Russell Beattie, who writes software used on mobile phones, reads 170 Web sites, ranging from the BBC's to An Obsession with Food. Visiting each one daily would consume much of his free time, so he enlisted the help of one of the Internet's emerging technologies.
Beattie gets all the new postings from the Web sites sent to a single place online, via RSS, short for Really Simple Syndication. It allows users to get free, automatic feeds from legions of blogs and an increasing number of news services.
"I just read 190 items from three or four dozen news sources, and it didn't take me all day to do it," said Beattie, a San Francisco resident. "It's just been a boon for people to keep up with what's going on."
Verne did call back about Podcasting, which he describes near the last paragraph but not by name. Phew! I was killing myself over that one.

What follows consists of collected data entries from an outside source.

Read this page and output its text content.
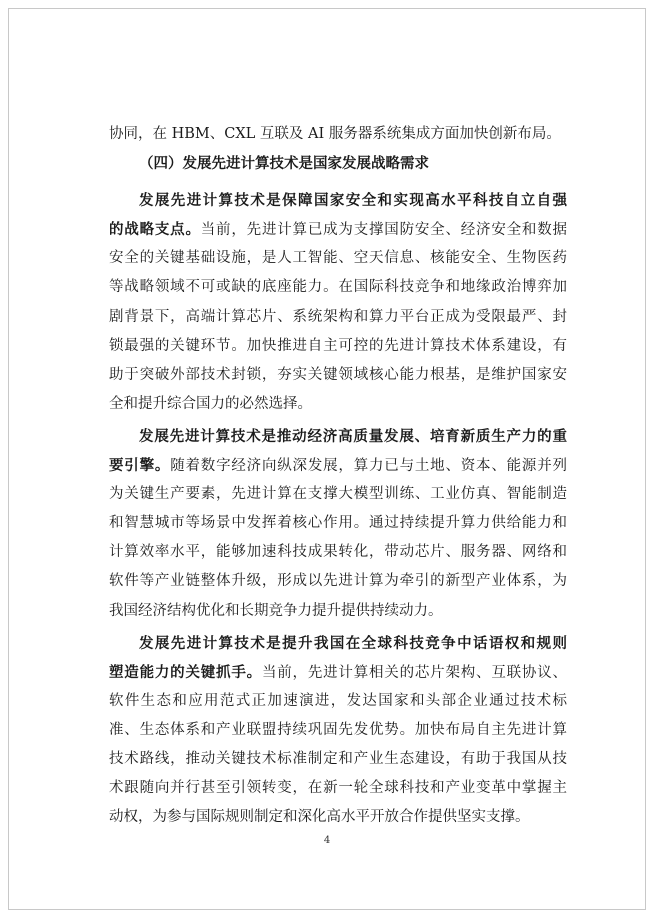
协同，在 HBM、CXL 互联及 AI 服务器系统集成方面加快创新布局。
（四）发展先进计算技术是国家发展战略需求
发展先进计算技术是保障国家安全和实现高水平科技自立自强
的战略支点。当前，先进计算已成为支撑国防安全、经济安全和数据
安全的关键基础设施，是人工智能、空天信息、核能安全、生物医药
等战略领域不可或缺的底座能力。在国际科技竞争和地缘政治博弈加
剧背景下，高端计算芯片、系统架构和算力平台正成为受限最严、封
锁最强的关键环节。加快推进自主可控的先进计算技术体系建设，有
助于突破外部技术封锁，夯实关键领域核心能力根基，是维护国家安
全和提升综合国力的必然选择。
发展先进计算技术是推动经济高质量发展、培育新质生产力的重
要引擎。随着数字经济向纵深发展，算力已与土地、资本、能源并列
为关键生产要素，先进计算在支撑大模型训练、工业仿真、智能制造
和智慧城市等场景中发挥着核心作用。通过持续提升算力供给能力和
计算效率水平，能够加速科技成果转化，带动芯片、服务器、网络和
软件等产业链整体升级，形成以先进计算为牵引的新型产业体系，为
我国经济结构优化和长期竞争力提升提供持续动力。
发展先进计算技术是提升我国在全球科技竞争中话语权和规则
塑造能力的关键抓手。当前，先进计算相关的芯片架构、互联协议、
软件生态和应用范式正加速演进，发达国家和头部企业通过技术标
准、生态体系和产业联盟持续巩固先发优势。加快布局自主先进计算
技术路线，推动关键技术标准制定和产业生态建设，有助于我国从技
术跟随向并行甚至引领转变，在新一轮全球科技和产业变革中掌握主
动权，为参与国际规则制定和深化高水平开放合作提供坚实支撑。
4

Since it's out there, I might as well point out that Dave seems to be completely pissed off about Web 2.0, the fact he wasn't invited and I guess the fact that RSS was prominently mentioned. Having had the absolute privilege of being there, all I can say is that RSS was not really the main focus of any presentation, though it was obviously referred to a lot. RSS was always mentioned in the context of Web Services in general, I think. Nothing to be annoyed about - RSS has won the syndication feed wars and is now expanding to other places. Not a bad thing.